Zebrafish were exposed to paclitaxel, which is used to treat ovarian, breast, lung, pancreatic, and other cancers. The majority of treated patients are affected by paclitaxel-induced peripheral neuropathy. The most severely affected patients (approximately 30%) discontinue chemotherapy or reduce the dose due to peripheral neuropathy, which can affect survival.

Peripheral neuropathy was modeled with zebrafish larvae, since the embryos develop rapidly and the larval fish are translucent, so nerve degeneration can be studied.

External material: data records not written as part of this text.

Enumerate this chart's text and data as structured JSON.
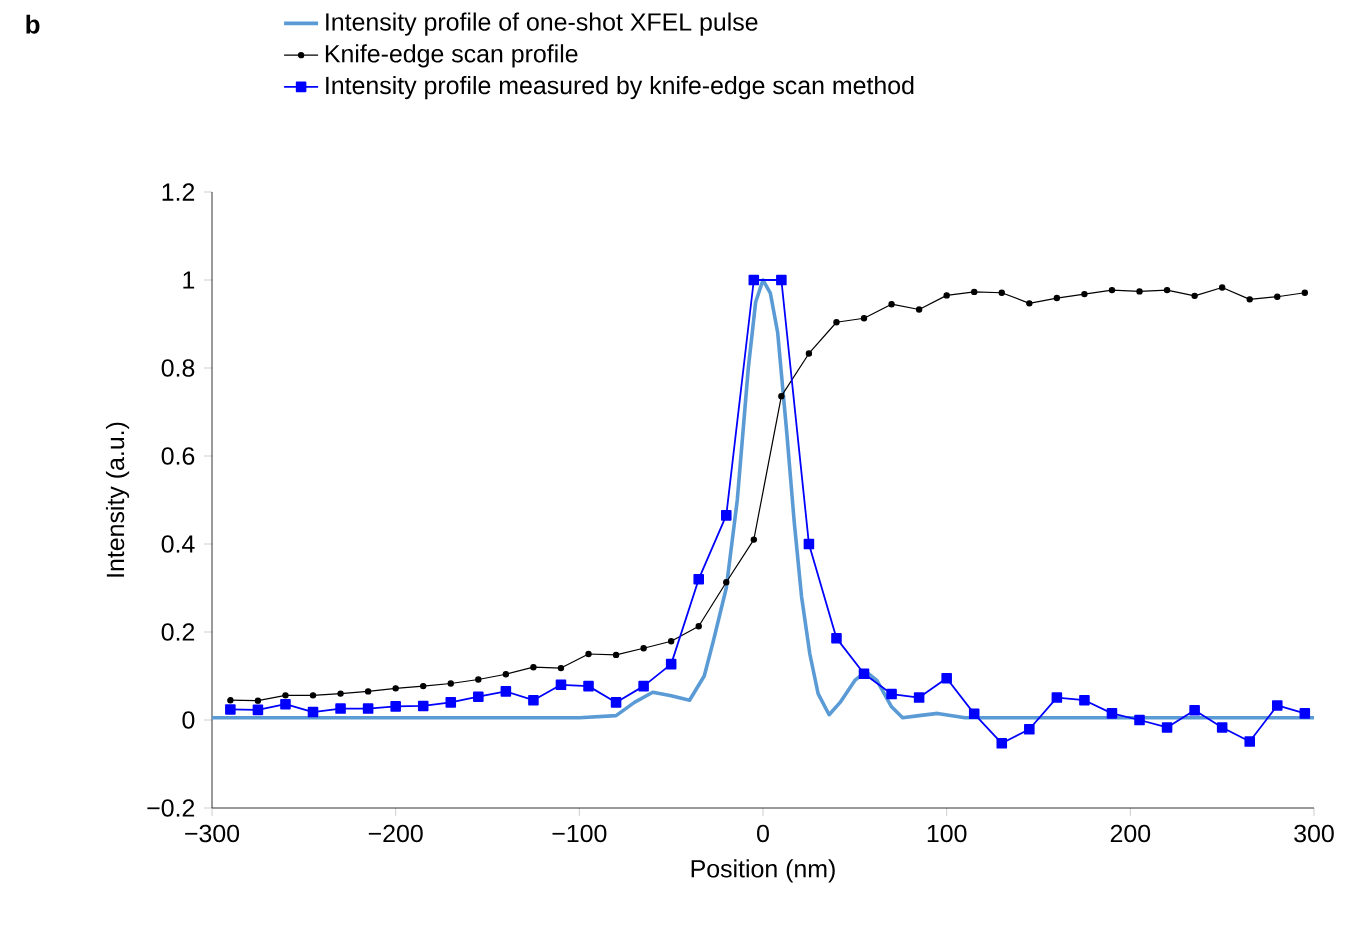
{
  "chart_data": {
    "type": "line",
    "xlabel": "Position (nm)",
    "ylabel": "Intensity (a.u.)",
    "annotations": [
      "b"
    ],
    "xlim": [
      -300,
      300
    ],
    "ylim": [
      -0.2,
      1.2
    ],
    "xticks": [
      {
        "value": -300,
        "label": "−300"
      },
      {
        "value": -200,
        "label": "−200"
      },
      {
        "value": -100,
        "label": "−100"
      },
      0,
      100,
      200,
      300
    ],
    "yticks": [
      {
        "value": -0.2,
        "label": "−0.2"
      },
      0,
      0.2,
      0.4,
      0.6,
      0.8,
      1,
      1.2
    ],
    "legend": "top",
    "grid": false,
    "series": [
      {
        "name": "Intensity profile of one-shot XFEL pulse",
        "color": "#5b9bd5",
        "marker": "none",
        "x": [
          -300,
          -200,
          -150,
          -100,
          -80,
          -70,
          -60,
          -50,
          -40,
          -32,
          -27,
          -20,
          -14,
          -8,
          -4,
          0,
          4,
          8,
          13,
          17,
          21,
          25.5,
          30,
          36,
          42,
          50,
          56,
          62,
          70,
          76,
          85,
          95,
          110,
          130,
          200,
          300
        ],
        "values": [
          0.005,
          0.005,
          0.005,
          0.005,
          0.01,
          0.04,
          0.063,
          0.055,
          0.045,
          0.1,
          0.18,
          0.3,
          0.5,
          0.8,
          0.95,
          1.0,
          0.97,
          0.88,
          0.65,
          0.45,
          0.28,
          0.15,
          0.06,
          0.012,
          0.04,
          0.09,
          0.11,
          0.09,
          0.03,
          0.005,
          0.01,
          0.015,
          0.005,
          0.005,
          0.005,
          0.005
        ]
      },
      {
        "name": "Knife-edge scan profile",
        "color": "#000000",
        "marker": "circle",
        "x": [
          -290,
          -275,
          -260,
          -245,
          -230,
          -215,
          -200,
          -185,
          -170,
          -155,
          -140,
          -125,
          -110,
          -95,
          -80,
          -65,
          -50,
          -35,
          -20,
          -5,
          10,
          25,
          40,
          55,
          70,
          85,
          100,
          115,
          130,
          145,
          160,
          175,
          190,
          205,
          220,
          235,
          250,
          265,
          280,
          295
        ],
        "values": [
          0.045,
          0.044,
          0.056,
          0.056,
          0.06,
          0.065,
          0.072,
          0.077,
          0.083,
          0.092,
          0.104,
          0.12,
          0.118,
          0.15,
          0.148,
          0.163,
          0.179,
          0.213,
          0.313,
          0.41,
          0.736,
          0.833,
          0.904,
          0.913,
          0.945,
          0.933,
          0.965,
          0.973,
          0.971,
          0.947,
          0.959,
          0.968,
          0.977,
          0.974,
          0.977,
          0.964,
          0.983,
          0.956,
          0.962,
          0.971
        ]
      },
      {
        "name": "Intensity profile measured by knife-edge scan method",
        "color": "#0000ff",
        "marker": "square",
        "x": [
          -290,
          -275,
          -260,
          -245,
          -230,
          -215,
          -200,
          -185,
          -170,
          -155,
          -140,
          -125,
          -110,
          -95,
          -80,
          -65,
          -50,
          -35,
          -20,
          -5,
          10,
          25,
          40,
          55,
          70,
          85,
          100,
          115,
          130,
          145,
          160,
          175,
          190,
          205,
          220,
          235,
          250,
          265,
          280,
          295
        ],
        "values": [
          0.024,
          0.023,
          0.036,
          0.018,
          0.026,
          0.026,
          0.031,
          0.032,
          0.04,
          0.053,
          0.065,
          0.045,
          0.08,
          0.077,
          0.04,
          0.077,
          0.127,
          0.32,
          0.465,
          1.0,
          1.0,
          0.4,
          0.186,
          0.105,
          0.059,
          0.051,
          0.095,
          0.014,
          -0.053,
          -0.021,
          0.051,
          0.045,
          0.015,
          0.0,
          -0.017,
          0.022,
          -0.017,
          -0.049,
          0.033,
          0.015
        ]
      }
    ]
  }
}
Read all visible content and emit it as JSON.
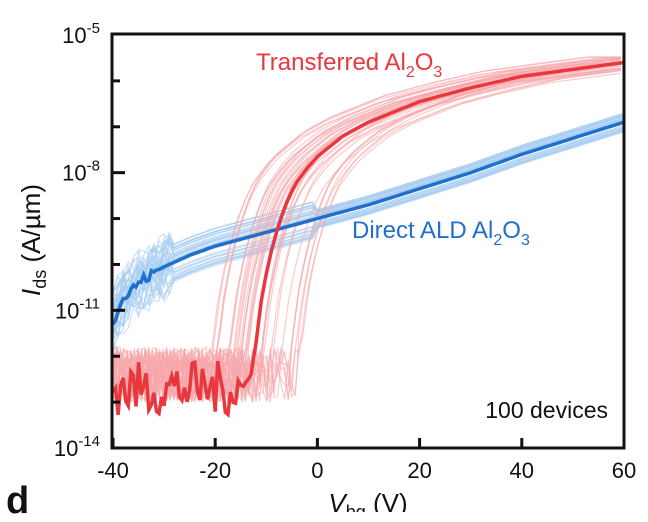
{
  "chart_data": {
    "type": "line",
    "title": "",
    "annotation": "100 devices",
    "xlabel": {
      "base": "V",
      "sub": "bg",
      "unit": " (V)"
    },
    "ylabel": {
      "base": "I",
      "sub": "ds",
      "unit": " (A/µm)"
    },
    "xlim": [
      -40,
      60
    ],
    "ylim_log10": [
      -14,
      -5
    ],
    "y_scale": "log",
    "x_ticks": [
      -40,
      -20,
      0,
      20,
      40,
      60
    ],
    "y_ticks": [
      {
        "base": "10",
        "exp": "-14"
      },
      {
        "base": "10",
        "exp": "-11"
      },
      {
        "base": "10",
        "exp": "-8"
      },
      {
        "base": "10",
        "exp": "-5"
      }
    ],
    "y_tick_values": [
      -14,
      -11,
      -8,
      -5
    ],
    "device_count": 100,
    "series": [
      {
        "name": "Transferred Al2O3",
        "label_parts": [
          "Transferred Al",
          "2",
          "O",
          "3"
        ],
        "color": "#e8383d",
        "faint_color": "#f6a8ab",
        "x": [
          -40,
          -30,
          -20,
          -14,
          -13,
          -12,
          -11,
          -10,
          -9,
          -8,
          -7,
          -6,
          -5,
          -4,
          -2,
          0,
          5,
          10,
          20,
          30,
          40,
          50,
          60
        ],
        "log10_I": [
          -12.6,
          -12.6,
          -12.6,
          -12.6,
          -12.4,
          -11.7,
          -10.8,
          -10.2,
          -9.7,
          -9.3,
          -8.95,
          -8.65,
          -8.4,
          -8.2,
          -7.9,
          -7.65,
          -7.2,
          -6.9,
          -6.45,
          -6.15,
          -5.9,
          -5.75,
          -5.6
        ],
        "noise_floor": [
          -12.1,
          -13.3
        ]
      },
      {
        "name": "Direct ALD Al2O3",
        "label_parts": [
          "Direct ALD Al",
          "2",
          "O",
          "3"
        ],
        "color": "#1f6fcc",
        "faint_color": "#a6cdf2",
        "x": [
          -40,
          -38,
          -35,
          -30,
          -25,
          -20,
          -15,
          -10,
          -5,
          0,
          10,
          20,
          30,
          40,
          50,
          60
        ],
        "log10_I": [
          -11.2,
          -10.75,
          -10.4,
          -10.05,
          -9.8,
          -9.6,
          -9.45,
          -9.3,
          -9.15,
          -9.0,
          -8.7,
          -8.35,
          -8.0,
          -7.6,
          -7.25,
          -6.9
        ]
      }
    ]
  }
}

Paclitaxel was found to induce the degeneration of sensory nerve endings by damaging the outer layer of the skin (epidermis). The epidermis has free sensory nerve endings that establish direct contact with skin cells. Degeneration is due to an increase in matrix-metalloproteinase 13 (MMP-13), an enzyme that degrades the collagen, or glue, between the cells. The increase in MMP-13 activity could be triggered by oxidative stress, also a hallmark of diabetic peripheral neuropathy.

Treatments to reduce MMP-13 activity improved skin defects and reversed the chemotherapy-induced nerve damage in the zebrafish.

Next, the researchers will test the effect of MMP-13 on mammalian model of peripheral neuropathy.


1. Lisse TS, Middleton LJ, Pellegrini AD, et al. Paclitaxel-induced epithelial damage and ectopic MMP-13 expression promotes neurotoxicity in zebrafish [published online ahead of print March 28, 2016]. PNAS Plus. doi:10.1073/pnas.1525096113.